Cheetham and Seshadri analysed a random subset of the 380,000 structures revealed by DeepMind, contending that the substances identified are, in fact, crystalline inorganic compounds and should be classified as such, rather than being broadly termed “materials.”
They propose reserving the term “material” for substances exhibiting tangible utility. However, Google responded, affirming to 404media that they uphold all assertions presented in DeepMind’s GNoME paper.
While we are restricting ourselves from jumping to any conclusions yet, it’s hard to side with Google on this one courtesy the staged Gemini video and the number of anti-competitive lawsuits filed against the company.
Devin, on the other hand, is a different scenario entirely. The startup, backed by Peter Thiel also responded to the criticism.
A developer working at Cognition Labs took to X to clarify: “The primary criticism was that I didn’t transcribe the prompt verbatim, which looking back at the screenshot is accurate — I was thinking since Devin already runs inside an EC2 instance I’d try to get it to just do the job directly instead of writing instructions.”
Fuelling hype?
Cognition Labs is led by Scott Wu, a prominent programmer who was recognized as a child prodigy at an early age.
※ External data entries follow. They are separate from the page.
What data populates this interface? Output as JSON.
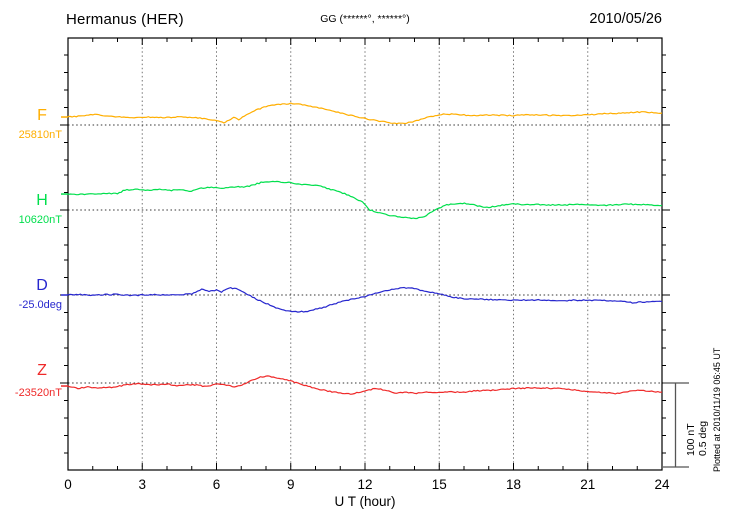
{
  "header": {
    "title": "Hermanus (HER)",
    "gg_label": "GG (******°, ******°)",
    "date": "2010/05/26"
  },
  "footer": {
    "xlabel": "U T (hour)"
  },
  "side": {
    "scale_nt": "100 nT",
    "scale_deg": "0.5 deg",
    "plotted_at": "Plotted at 2010/11/19 06:45 UT"
  },
  "chart_data": {
    "type": "line",
    "title": "Hermanus (HER) magnetogram",
    "date": "2010/05/26",
    "xlabel": "U T (hour)",
    "x_range": [
      0,
      24
    ],
    "x_ticks": [
      0,
      3,
      6,
      9,
      12,
      15,
      18,
      21,
      24
    ],
    "grid": "dotted vertical lines every 3 hours; dotted horizontal baseline per component",
    "legend_position": "left margin, one colored label per stacked trace",
    "scale_bar": {
      "nt": 100,
      "deg": 0.5,
      "label_nt": "100 nT",
      "label_deg": "0.5 deg"
    },
    "colors": {
      "axis": "#000000",
      "grid": "#777777",
      "baseline": "#333333",
      "bracket": "#555555"
    },
    "series": [
      {
        "name": "F",
        "baseline_label": "25810nT",
        "baseline_value": 25810,
        "unit": "nT",
        "color": "#FFAE00",
        "points": [
          [
            0,
            9.5
          ],
          [
            0.5,
            10.7
          ],
          [
            1,
            12.5
          ],
          [
            1.5,
            11.3
          ],
          [
            2,
            9.5
          ],
          [
            2.5,
            8.9
          ],
          [
            3,
            9.5
          ],
          [
            3.5,
            9.5
          ],
          [
            4,
            8.9
          ],
          [
            4.5,
            9.5
          ],
          [
            5,
            8.9
          ],
          [
            5.5,
            7.7
          ],
          [
            6,
            4.8
          ],
          [
            6.3,
            3.0
          ],
          [
            6.5,
            5.4
          ],
          [
            6.7,
            8.9
          ],
          [
            6.9,
            6.5
          ],
          [
            7.2,
            11.9
          ],
          [
            7.6,
            17.9
          ],
          [
            8,
            22.0
          ],
          [
            8.5,
            24.4
          ],
          [
            9,
            25.6
          ],
          [
            9.4,
            24.4
          ],
          [
            9.8,
            22.6
          ],
          [
            10.4,
            18.4
          ],
          [
            11,
            14.3
          ],
          [
            11.6,
            10.1
          ],
          [
            12.2,
            6.5
          ],
          [
            12.8,
            3.6
          ],
          [
            13.2,
            1.8
          ],
          [
            13.6,
            1.8
          ],
          [
            14,
            4.2
          ],
          [
            14.5,
            8.9
          ],
          [
            15,
            12.5
          ],
          [
            15.5,
            13.1
          ],
          [
            16,
            11.9
          ],
          [
            16.5,
            11.3
          ],
          [
            17,
            11.9
          ],
          [
            17.5,
            11.6
          ],
          [
            18,
            11.3
          ],
          [
            18.5,
            11.9
          ],
          [
            19,
            11.9
          ],
          [
            19.5,
            11.6
          ],
          [
            20,
            11.3
          ],
          [
            20.5,
            11.6
          ],
          [
            21,
            11.9
          ],
          [
            21.5,
            13.1
          ],
          [
            22,
            13.7
          ],
          [
            22.5,
            14.3
          ],
          [
            23,
            15.5
          ],
          [
            23.5,
            14.9
          ],
          [
            24,
            14.3
          ]
        ]
      },
      {
        "name": "H",
        "baseline_label": "10620nT",
        "baseline_value": 10620,
        "unit": "nT",
        "color": "#00DF4C",
        "points": [
          [
            0,
            19.0
          ],
          [
            0.5,
            18.4
          ],
          [
            1,
            19.0
          ],
          [
            1.5,
            19.6
          ],
          [
            2,
            19.6
          ],
          [
            2.3,
            23.8
          ],
          [
            2.8,
            24.4
          ],
          [
            3.3,
            23.8
          ],
          [
            3.7,
            25.0
          ],
          [
            4.1,
            23.2
          ],
          [
            4.5,
            24.4
          ],
          [
            4.9,
            22.0
          ],
          [
            5.3,
            25.6
          ],
          [
            5.8,
            26.8
          ],
          [
            6.3,
            25.6
          ],
          [
            6.8,
            28.0
          ],
          [
            7.1,
            26.8
          ],
          [
            7.4,
            29.2
          ],
          [
            7.8,
            32.7
          ],
          [
            8.2,
            33.7
          ],
          [
            8.6,
            33.3
          ],
          [
            9,
            32.7
          ],
          [
            9.3,
            30.9
          ],
          [
            9.6,
            30.3
          ],
          [
            10,
            29.2
          ],
          [
            10.3,
            27.4
          ],
          [
            10.7,
            23.8
          ],
          [
            11.1,
            20.2
          ],
          [
            11.5,
            15.5
          ],
          [
            11.9,
            9.5
          ],
          [
            12.2,
            0.0
          ],
          [
            12.6,
            -3.6
          ],
          [
            13,
            -6.5
          ],
          [
            13.4,
            -8.3
          ],
          [
            13.8,
            -9.5
          ],
          [
            14.1,
            -9.5
          ],
          [
            14.4,
            -7.7
          ],
          [
            14.7,
            -2.4
          ],
          [
            15,
            2.4
          ],
          [
            15.3,
            6.0
          ],
          [
            15.7,
            7.7
          ],
          [
            16.1,
            7.7
          ],
          [
            16.4,
            6.0
          ],
          [
            16.7,
            4.2
          ],
          [
            17,
            3.0
          ],
          [
            17.3,
            4.8
          ],
          [
            17.7,
            6.5
          ],
          [
            18,
            7.1
          ],
          [
            18.5,
            6.5
          ],
          [
            19,
            6.5
          ],
          [
            19.5,
            6.0
          ],
          [
            20,
            6.0
          ],
          [
            20.5,
            6.5
          ],
          [
            21,
            6.0
          ],
          [
            21.5,
            5.4
          ],
          [
            22,
            6.0
          ],
          [
            22.5,
            7.1
          ],
          [
            23,
            6.5
          ],
          [
            23.5,
            6.0
          ],
          [
            24,
            5.4
          ]
        ]
      },
      {
        "name": "D",
        "baseline_label": "-25.0deg",
        "baseline_value": -25.0,
        "unit": "deg",
        "color": "#2727CE",
        "points": [
          [
            0,
            0.0
          ],
          [
            0.5,
            0.003
          ],
          [
            1,
            -0.003
          ],
          [
            1.5,
            0.002
          ],
          [
            2,
            0.003
          ],
          [
            2.5,
            -0.002
          ],
          [
            3,
            0.0
          ],
          [
            3.5,
            0.002
          ],
          [
            4,
            0.0
          ],
          [
            4.5,
            0.003
          ],
          [
            5,
            0.006
          ],
          [
            5.4,
            0.036
          ],
          [
            5.7,
            0.021
          ],
          [
            6,
            0.03
          ],
          [
            6.2,
            0.018
          ],
          [
            6.5,
            0.042
          ],
          [
            6.8,
            0.039
          ],
          [
            7.1,
            0.018
          ],
          [
            7.3,
            0.0
          ],
          [
            7.6,
            -0.024
          ],
          [
            8,
            -0.05
          ],
          [
            8.4,
            -0.074
          ],
          [
            8.8,
            -0.092
          ],
          [
            9.2,
            -0.099
          ],
          [
            9.6,
            -0.098
          ],
          [
            10,
            -0.086
          ],
          [
            10.5,
            -0.065
          ],
          [
            11,
            -0.042
          ],
          [
            11.5,
            -0.024
          ],
          [
            12,
            -0.009
          ],
          [
            12.5,
            0.015
          ],
          [
            13,
            0.03
          ],
          [
            13.5,
            0.042
          ],
          [
            13.9,
            0.039
          ],
          [
            14.4,
            0.024
          ],
          [
            14.9,
            0.009
          ],
          [
            15.2,
            0.0
          ],
          [
            15.6,
            -0.015
          ],
          [
            16,
            -0.021
          ],
          [
            16.5,
            -0.024
          ],
          [
            17,
            -0.027
          ],
          [
            17.5,
            -0.029
          ],
          [
            18,
            -0.03
          ],
          [
            18.5,
            -0.03
          ],
          [
            19,
            -0.03
          ],
          [
            19.5,
            -0.032
          ],
          [
            20,
            -0.033
          ],
          [
            20.5,
            -0.031
          ],
          [
            21,
            -0.03
          ],
          [
            21.5,
            -0.032
          ],
          [
            22,
            -0.033
          ],
          [
            22.5,
            -0.039
          ],
          [
            22.8,
            -0.045
          ],
          [
            23.3,
            -0.042
          ],
          [
            23.7,
            -0.039
          ],
          [
            24,
            -0.039
          ]
        ]
      },
      {
        "name": "Z",
        "baseline_label": "-23520nT",
        "baseline_value": -23520,
        "unit": "nT",
        "color": "#EF2929",
        "points": [
          [
            0,
            -3.6
          ],
          [
            0.4,
            -6.5
          ],
          [
            0.8,
            -4.8
          ],
          [
            1.2,
            -6.0
          ],
          [
            1.6,
            -5.4
          ],
          [
            2,
            -4.2
          ],
          [
            2.4,
            -1.8
          ],
          [
            2.8,
            -0.6
          ],
          [
            3.2,
            -1.8
          ],
          [
            3.6,
            -2.4
          ],
          [
            4,
            -1.2
          ],
          [
            4.4,
            -3.0
          ],
          [
            4.8,
            -1.8
          ],
          [
            5.2,
            -2.4
          ],
          [
            5.6,
            -4.2
          ],
          [
            6,
            -1.2
          ],
          [
            6.4,
            -2.4
          ],
          [
            6.8,
            -4.8
          ],
          [
            7.1,
            -1.2
          ],
          [
            7.4,
            3.0
          ],
          [
            7.7,
            6.5
          ],
          [
            8,
            8.3
          ],
          [
            8.3,
            7.1
          ],
          [
            8.6,
            5.4
          ],
          [
            9,
            2.4
          ],
          [
            9.3,
            -0.6
          ],
          [
            9.7,
            -4.2
          ],
          [
            10.1,
            -7.1
          ],
          [
            10.5,
            -9.5
          ],
          [
            11,
            -11.9
          ],
          [
            11.5,
            -13.1
          ],
          [
            12,
            -9.5
          ],
          [
            12.4,
            -6.5
          ],
          [
            12.8,
            -8.3
          ],
          [
            13.2,
            -11.9
          ],
          [
            13.6,
            -10.7
          ],
          [
            14,
            -12.5
          ],
          [
            14.4,
            -10.7
          ],
          [
            14.9,
            -11.3
          ],
          [
            15.4,
            -10.1
          ],
          [
            15.9,
            -11.3
          ],
          [
            16.4,
            -9.5
          ],
          [
            17,
            -8.9
          ],
          [
            17.5,
            -7.7
          ],
          [
            18,
            -6.5
          ],
          [
            18.6,
            -6.0
          ],
          [
            19.2,
            -6.0
          ],
          [
            19.8,
            -6.5
          ],
          [
            20.4,
            -8.3
          ],
          [
            21,
            -10.1
          ],
          [
            21.6,
            -11.3
          ],
          [
            22.2,
            -12.5
          ],
          [
            22.7,
            -9.5
          ],
          [
            23.1,
            -8.3
          ],
          [
            23.5,
            -10.1
          ],
          [
            24,
            -10.7
          ]
        ]
      }
    ]
  }
}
His team also includes highly-talented developers who have previously worked with Google DeepMind, Cursor, ScaleAI, and other prominent tech companies.
Given Wu and his team’s stellar reputation, it appears unlikely that they would intentionally pass off a staged video and expect no one to notice. However, it does make one wonder if they released a product (albeit with limited access) prematurely due to investor pressure.
Notably, when Google unveiled its Gemini video, it apparently did so under immense pressure to introduce an AI product, driven by concerns of lagging behind competitors such as Microsoft and OpenAI in the AI race.
Meanwhile, Cognition Labs is reportedly seeking to raise fresh money at a USD 2 billion valuation and may have been forced to release a half-baked product. If true, in today’s fast-paced environment, such a revelation wouldn’t entirely be a shocker.
Silicon Valley founders are frequently criticised for overhyping their products to sustain enthusiasm and boost sales, reminiscent of Elon Musk’s assertions about achieving level five autonomy by 2021 and 2023.
Moreover, Musk, alongside NVIDIA CEO Jensen Huang, has asserted that we will witness superintelligent AI within this decade.
However, this claim could be interpreted as merely perpetuating the AI hype, especially considering that Geoffrey Hinton, the godfather of AI, believes it will take another 20 years for such advancements to materialise.
AI has its limitations
The reality is that Devin still has a long way to go before it acquires the ability to master software development completely and make developers obsolete. The Cognition Labs developer did claim that Devin ‘makes mistakes’ and ‘often fails’.
One day, AI might discover 20 million new minerals, however, between then and now, there are many hurdles that AI systems might have to overcome.
For instance, numerous AI startups today are pouring significant resources into R&D, often being valued at exorbitant levels based on what their AI systems might achieve in the coming years, rather than their current capabilities.
Take Cognition Labs for example, after its latest funding round, could be valued at USD 2 billion without even shipping a product.
However, soon these companies will face the imperative of turning a profit, a hurdle that many may fail to overcome. Like Stability AI, once lauded for its Stable Diffusion technology, is now grappling with financial distress, teetering on the brink of collapse.
Nonetheless, despite the hype, one thing is clear that AI is on the right trajectory and will achieve all those things people say it will. However, current AI systems do have their limitations.